Argumento juanramoniano: Dios existe porque la belleza es más poderosa que la verdad. Podemos no estar seguros de lo que es verdadero, pero todos reconocemos lo bello, y a la suma belleza la llamamos Dios. Por tanto, si nos conmovemos y tenemos fe en la belleza, tenemos fe en Dios. «A ti, mi Dios deseado y deseante, sólo puedo llegar por la fe de niño o de viejo», dijo Juan Ramón. Es la fe de los que juegan, de los que carecen de prejuicios. Juan Ramón también nos reveló que Dios, a veces, está azul, sobre todo las mañanas de primavera.

Argumento santayanesco: la religión, decía Jorge Santayana, se parece a la poesía, ya que ambas nos permiten hablar de realidades que, de otro modo, serían inaccesibles para nuestro conocimiento. Lo que llamamos Dios, por tanto, es una imagen poética de algo que, si no le diéramos ese nombre, nos resultaría inalcanzable. Dios es también una paradoja. Para verlo, hay que cerrar los ojos. Para encontrarlo, hay que perderse. Para sentirlo, hay que abstenerse de analizarlo. Hay que mirarle con los «ojos del alma», que son con los que santa Teresa veía a Dios.

Argumento teresiano: Dios existe porque santa Teresa lo vio, y no tenemos por qué dudar de su testimonio. Escribió en el Libro de la vida (cap. XXIX, n.º 13):

Es un requiebro tan suave que pasa entre el alma y Dios, que suplico yo a su bondad lo dé a gustar a quien pensare que miento.

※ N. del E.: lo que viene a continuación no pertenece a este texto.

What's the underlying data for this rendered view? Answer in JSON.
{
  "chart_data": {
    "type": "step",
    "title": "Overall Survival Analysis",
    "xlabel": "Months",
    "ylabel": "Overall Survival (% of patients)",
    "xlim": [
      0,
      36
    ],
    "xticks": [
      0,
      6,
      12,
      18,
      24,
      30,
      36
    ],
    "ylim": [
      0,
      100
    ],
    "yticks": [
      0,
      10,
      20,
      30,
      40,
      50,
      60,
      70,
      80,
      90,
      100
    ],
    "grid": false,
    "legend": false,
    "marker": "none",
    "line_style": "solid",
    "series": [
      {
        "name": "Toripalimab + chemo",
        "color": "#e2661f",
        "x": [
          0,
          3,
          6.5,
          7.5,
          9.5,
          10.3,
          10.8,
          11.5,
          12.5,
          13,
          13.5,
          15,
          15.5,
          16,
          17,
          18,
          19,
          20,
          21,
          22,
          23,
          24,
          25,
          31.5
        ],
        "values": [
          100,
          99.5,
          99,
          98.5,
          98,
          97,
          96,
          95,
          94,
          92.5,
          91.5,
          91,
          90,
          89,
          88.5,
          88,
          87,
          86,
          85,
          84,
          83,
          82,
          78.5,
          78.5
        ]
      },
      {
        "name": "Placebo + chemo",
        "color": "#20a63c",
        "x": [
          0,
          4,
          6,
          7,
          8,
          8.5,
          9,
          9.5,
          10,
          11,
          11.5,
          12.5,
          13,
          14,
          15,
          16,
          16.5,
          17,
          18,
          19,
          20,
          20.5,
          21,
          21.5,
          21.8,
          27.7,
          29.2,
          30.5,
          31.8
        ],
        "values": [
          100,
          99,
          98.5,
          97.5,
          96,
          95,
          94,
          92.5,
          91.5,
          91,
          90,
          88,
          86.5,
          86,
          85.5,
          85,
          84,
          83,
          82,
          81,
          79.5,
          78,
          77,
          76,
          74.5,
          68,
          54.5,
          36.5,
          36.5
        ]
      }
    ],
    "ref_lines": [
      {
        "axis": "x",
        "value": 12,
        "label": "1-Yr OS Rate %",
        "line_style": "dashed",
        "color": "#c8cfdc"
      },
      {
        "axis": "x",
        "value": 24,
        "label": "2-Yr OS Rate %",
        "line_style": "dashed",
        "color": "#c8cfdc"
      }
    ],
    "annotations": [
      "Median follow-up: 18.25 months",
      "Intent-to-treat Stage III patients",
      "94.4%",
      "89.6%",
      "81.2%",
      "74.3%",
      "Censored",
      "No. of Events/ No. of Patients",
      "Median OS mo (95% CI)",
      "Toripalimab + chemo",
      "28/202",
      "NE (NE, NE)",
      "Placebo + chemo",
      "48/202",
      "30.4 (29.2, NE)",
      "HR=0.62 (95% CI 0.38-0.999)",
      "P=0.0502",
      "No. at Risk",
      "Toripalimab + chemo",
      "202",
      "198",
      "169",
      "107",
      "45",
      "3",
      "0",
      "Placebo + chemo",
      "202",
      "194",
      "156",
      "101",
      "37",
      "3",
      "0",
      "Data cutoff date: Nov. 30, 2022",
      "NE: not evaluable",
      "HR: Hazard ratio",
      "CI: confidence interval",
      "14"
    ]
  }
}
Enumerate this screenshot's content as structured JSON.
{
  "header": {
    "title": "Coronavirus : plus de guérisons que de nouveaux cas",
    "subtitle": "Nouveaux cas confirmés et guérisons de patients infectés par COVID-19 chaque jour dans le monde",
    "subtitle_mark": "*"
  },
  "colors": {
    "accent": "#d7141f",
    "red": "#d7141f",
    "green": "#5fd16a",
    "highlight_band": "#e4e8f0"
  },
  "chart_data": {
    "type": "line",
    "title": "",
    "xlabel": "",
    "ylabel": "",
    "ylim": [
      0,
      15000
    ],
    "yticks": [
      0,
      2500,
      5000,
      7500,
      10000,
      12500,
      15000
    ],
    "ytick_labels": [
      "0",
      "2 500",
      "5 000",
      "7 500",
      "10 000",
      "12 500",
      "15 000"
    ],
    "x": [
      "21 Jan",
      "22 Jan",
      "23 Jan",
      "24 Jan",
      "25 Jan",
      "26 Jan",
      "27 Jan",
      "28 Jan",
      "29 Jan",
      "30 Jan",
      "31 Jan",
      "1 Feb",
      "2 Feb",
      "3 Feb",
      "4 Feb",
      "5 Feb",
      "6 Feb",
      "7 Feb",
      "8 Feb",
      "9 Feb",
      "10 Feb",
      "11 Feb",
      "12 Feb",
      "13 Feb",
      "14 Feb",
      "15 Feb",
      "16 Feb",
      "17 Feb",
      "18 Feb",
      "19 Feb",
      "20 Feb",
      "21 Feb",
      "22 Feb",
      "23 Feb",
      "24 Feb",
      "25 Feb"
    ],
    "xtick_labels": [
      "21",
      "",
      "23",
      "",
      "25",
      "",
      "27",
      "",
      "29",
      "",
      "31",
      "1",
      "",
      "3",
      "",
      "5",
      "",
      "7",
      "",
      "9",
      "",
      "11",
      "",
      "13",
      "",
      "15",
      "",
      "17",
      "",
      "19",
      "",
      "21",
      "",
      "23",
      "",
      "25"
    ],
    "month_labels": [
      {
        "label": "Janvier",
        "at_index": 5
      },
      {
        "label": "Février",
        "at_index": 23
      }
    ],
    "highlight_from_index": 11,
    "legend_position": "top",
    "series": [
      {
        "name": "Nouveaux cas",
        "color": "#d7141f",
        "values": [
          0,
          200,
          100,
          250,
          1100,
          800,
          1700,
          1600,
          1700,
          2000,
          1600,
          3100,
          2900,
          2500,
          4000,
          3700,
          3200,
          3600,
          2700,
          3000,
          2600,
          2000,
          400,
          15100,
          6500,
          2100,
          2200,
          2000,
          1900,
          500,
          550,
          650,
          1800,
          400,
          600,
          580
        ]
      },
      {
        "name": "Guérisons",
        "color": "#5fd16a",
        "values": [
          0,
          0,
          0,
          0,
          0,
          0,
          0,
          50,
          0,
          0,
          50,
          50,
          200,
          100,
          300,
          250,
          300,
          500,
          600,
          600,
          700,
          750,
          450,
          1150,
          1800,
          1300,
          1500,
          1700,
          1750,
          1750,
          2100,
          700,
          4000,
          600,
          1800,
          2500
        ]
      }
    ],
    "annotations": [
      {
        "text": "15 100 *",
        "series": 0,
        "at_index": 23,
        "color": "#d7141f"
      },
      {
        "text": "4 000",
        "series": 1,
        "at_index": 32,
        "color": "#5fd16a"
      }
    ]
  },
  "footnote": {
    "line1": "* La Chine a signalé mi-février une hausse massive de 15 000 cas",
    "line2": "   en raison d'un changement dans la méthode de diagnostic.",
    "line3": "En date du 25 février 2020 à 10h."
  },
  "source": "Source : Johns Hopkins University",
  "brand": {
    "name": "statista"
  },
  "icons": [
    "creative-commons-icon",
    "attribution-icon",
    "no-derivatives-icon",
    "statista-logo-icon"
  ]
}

Si desconfiamos de la palabra de Teresa, deberíamos cuestionar toda la historia de la humanidad. Nadie ha visto con sus ojos (ni con los del alma, ni con los del cuerpo) a Alejandro Magno, Viriato, el Cid, Cristóbal Colón o Napoleón. En el Museo del Prado hay más retratos de dioses que de reyes. Velázquez pintó con los mismos pinceles a Apolo y a Felipe IV, ¿por qué consideramos al primero menos real? No deberíamos fiarnos más de nuestro profesor de Historia en el bachillerato (que era un interino con granos que nunca aprobó las oposiciones) que de santa Teresa, que tenía mano de santa y las pasó moradas escribiendo Las moradas (esto lo decía Gloria Fuertes, quien creía en Dios y escribió El camello cojito para demostrarlo).

Argumento bachiano: No soy ateo porque el ateísmo no es compatible con Juan Sebastián Bach, afirmó Salvador Pániker. Esto, de una manera u otra, lo han dicho muchas personas, pero nadie con tanta contundencia. Bach mismo afirmó: En una música piadosa, Dios está presente en todo momento con su gracia. Haydn terminaba todas sus partituras escribiendo «Gloria a Dios».

Argumento lexicográfico: decimos de una palabra (y, por tanto, de un concepto) que no existe cuando no figura el diccionario. Dios está en todos ellos y desde el principio. Covarrubias lo incluyó en su Tesoro de 1611 y escribió: «No han faltado locos y desatinados que han dicho no aver Dios; no ay que hacer caso dellos, pues carecen de entendimiento y de sentido, estando todas las criaturas dando vozes y notificándonos aver Dios» (para mí, Covarrubias siempre tiene razón, incluso cuando –en el mismo diccionario– asegura que el Duero pasa por Zaragoza; me gusta pensar, además, que la vida de cada uno de nosotros es una prueba que proclama a voces la existencia de Dios). En el primer diccionario de la Real Academia (1732) Dios consigue la proeza de que los académicos renuncien a definirlo (y, sin definirlo, le dediquen seis páginas). Dicen de Dios: «Nombre sagrado del primer y supremo ente necesario, eterno e infinito, cuyo ser, como no se puede comprender, no se puede definir». Los académicos, hoy, antes de cada sesión, invocan al Espíritu Santo y rezan el Veni Creator Spiritus. Pérez-Reverte reza, al menos, todos los jueves. Luego Dios existe.